Mon amie avocate : Je n’y ai pas réfléchi, mais elle ne me choque pas. Avocat, notaire…

 

Moi : Tout de même ! Nous n’avons pas la même formation. Nous n’avons pas pour mission de défendre un client, mais seulement de respecter la loi.

Mon amie avocate : Ah, parce que tu connais des notaires qui ne défendent pas leur client ? Mais ils ne font que cela !

 

Moi : Ils prennent un risque. En cas de faute, ils seront condamnés tous les deux “in solidum”.

Mon amie avocate : Tu sais, vous avez des assurances, et moi, ce que j’en vois, c’est que les notaires sont plutôt… Comment dire ?… “Des portefeuilles ambulants” !

 

Moi : Tu exagères. Dans toute profession, il y a des mauvais éléments. Je ne crois pas que la majorité d’entre nous soient obsédés par l’esprit de lucre.
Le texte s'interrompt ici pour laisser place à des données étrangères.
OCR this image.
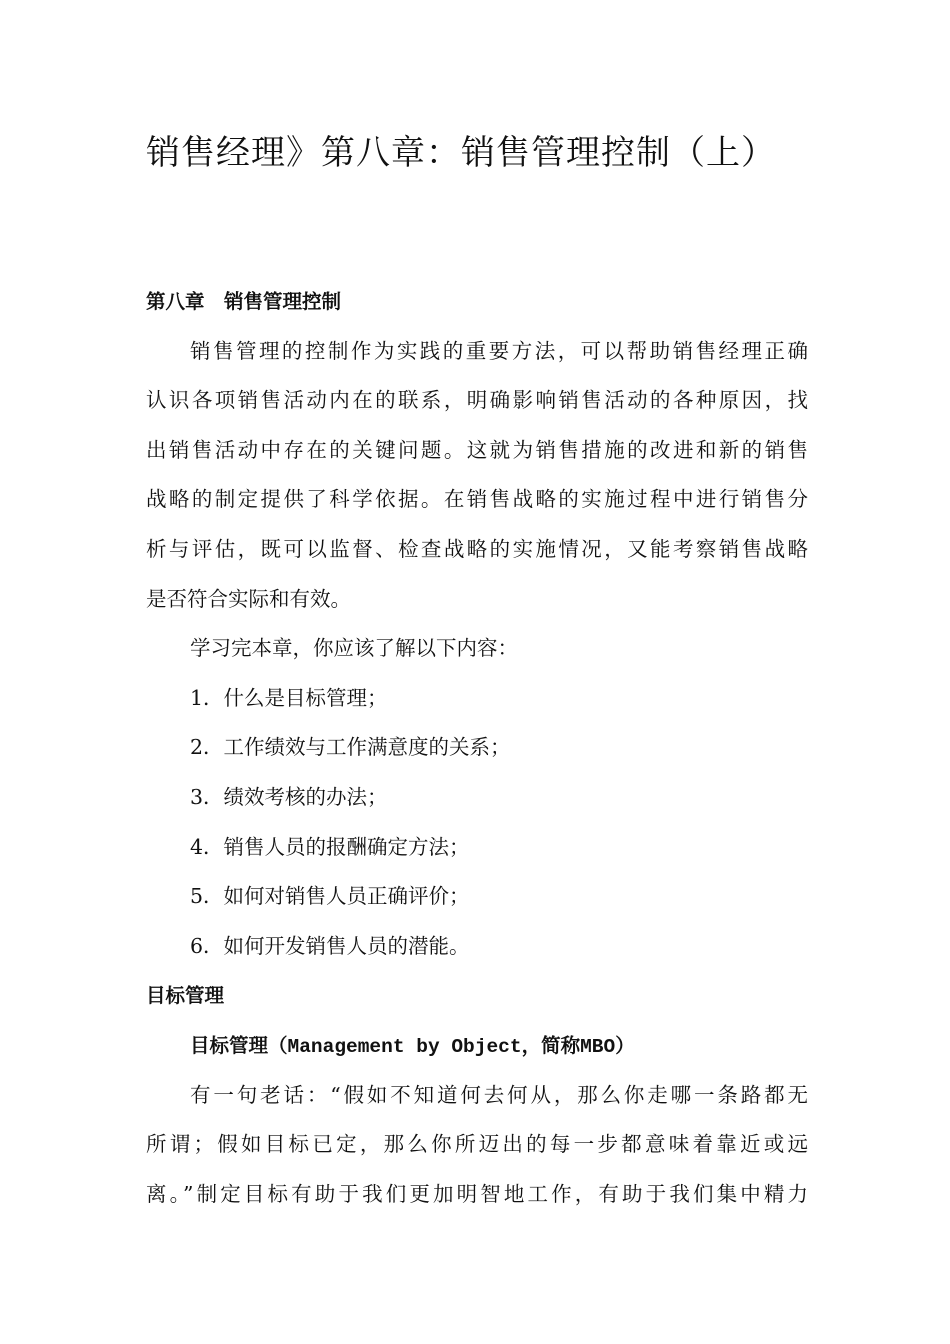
销售经理》第八章：销售管理控制（上）

第八章　销售管理控制

销售管理的控制作为实践的重要方法，可以帮助销售经理正确

认识各项销售活动内在的联系，明确影响销售活动的各种原因，找

出销售活动中存在的关键问题。这就为销售措施的改进和新的销售

战略的制定提供了科学依据。在销售战略的实施过程中进行销售分

析与评估，既可以监督、检查战略的实施情况，又能考察销售战略

是否符合实际和有效。

学习完本章，你应该了解以下内容：

1．什么是目标管理；

2．工作绩效与工作满意度的关系；

3．绩效考核的办法；

4．销售人员的报酬确定方法；

5．如何对销售人员正确评价；

6．如何开发销售人员的潜能。

目标管理

目标管理（Management by Object，简称MBO）

有一句老话：“假如不知道何去何从，那么你走哪一条路都无

所谓；假如目标已定，那么你所迈出的每一步都意味着靠近或远

离。”制定目标有助于我们更加明智地工作，有助于我们集中精力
Mon amie avocate : En fait, ce qui me choque le plus, c’est le manque de confraternité de tes confrères hommes avec une femme avocat. Je n’éprouve pas ce sentiment avec une femme notaire.

 

Incompréhension

Elle a commis un lapsus (révélateur ?) que je ne relève pas. En revanche, la solidarité féminine jouerait-elle ? Je n’ai pas poursuivi la conversation. Je n’allais pas polémiquer par une si belle journée d’ “été indien”. Comment une avocate de plus de 50 ans peut-elle avoir des idées aussi peu réalistes sur la profession ? C’est bien la preuve que nous nous connaissons mal, qu’il y a une réelle concurrence et une totale incompréhension entre nous, ce qui pourtant ne devrait pas être le cas.

 

En fin de journée, après une bonne douche, j’ai consulté mes mails. C’est presque miraculeux de pouvoir disposer à tout instant d’un clavier, d’une mémoire, d’un facteur plus efficace que la Poste… Et nous ne nous en étonnons plus ! Je lis un certain nombre d’envois sans grand intérêt, quelques vidéos drôles, d’autres vulgaires, vues et revues. Je jette. Tiens !… Un lecteur qui a pris connaissance de mon dernier article. Avec internet, on reçoit aussi rapidement les bonnes nouvelles que les mauvaises, et si l’on veut être coupé du monde, il vaut mieux ne pas ouvrir l’ordinateur ! Je lis : “Tous ces notaires et anciens notaires qui écrivent dans N2000 nous ‘gavent’ comme disent les jeunes. Congratulez-vous entre vous si cela vous fait plaisir, et ce sera bien mieux…”. Que faire ? Répondre à une personne que je connais bien, qui m’apprécie certainement, mais qui ne comprend pas une critique qu’elle considère comme trop systématique et en grande partie injustifiée. C’est inutile, car en fait, comme entre avocats et notaires, il y a une vraie incompréhension entre les rédacteurs de N2000 et certains confrères ou certains élus de la profession. J’aurais pu lui répondre comme Marcello Mastroianni : “Ce qui est beau dans la vieillesse, c’est que tu peux dire tout ce que tu veux !”. Décidément, que ce soit dans les oliviers ou sur internet, je suis toujours branché sur mon ex-profession. En ce qui concerne le notariat, je ne sais pas, mais en ce qui concerne la critique, “c’est le bagne à perpétuité” comme l’a dit Louis Aragon.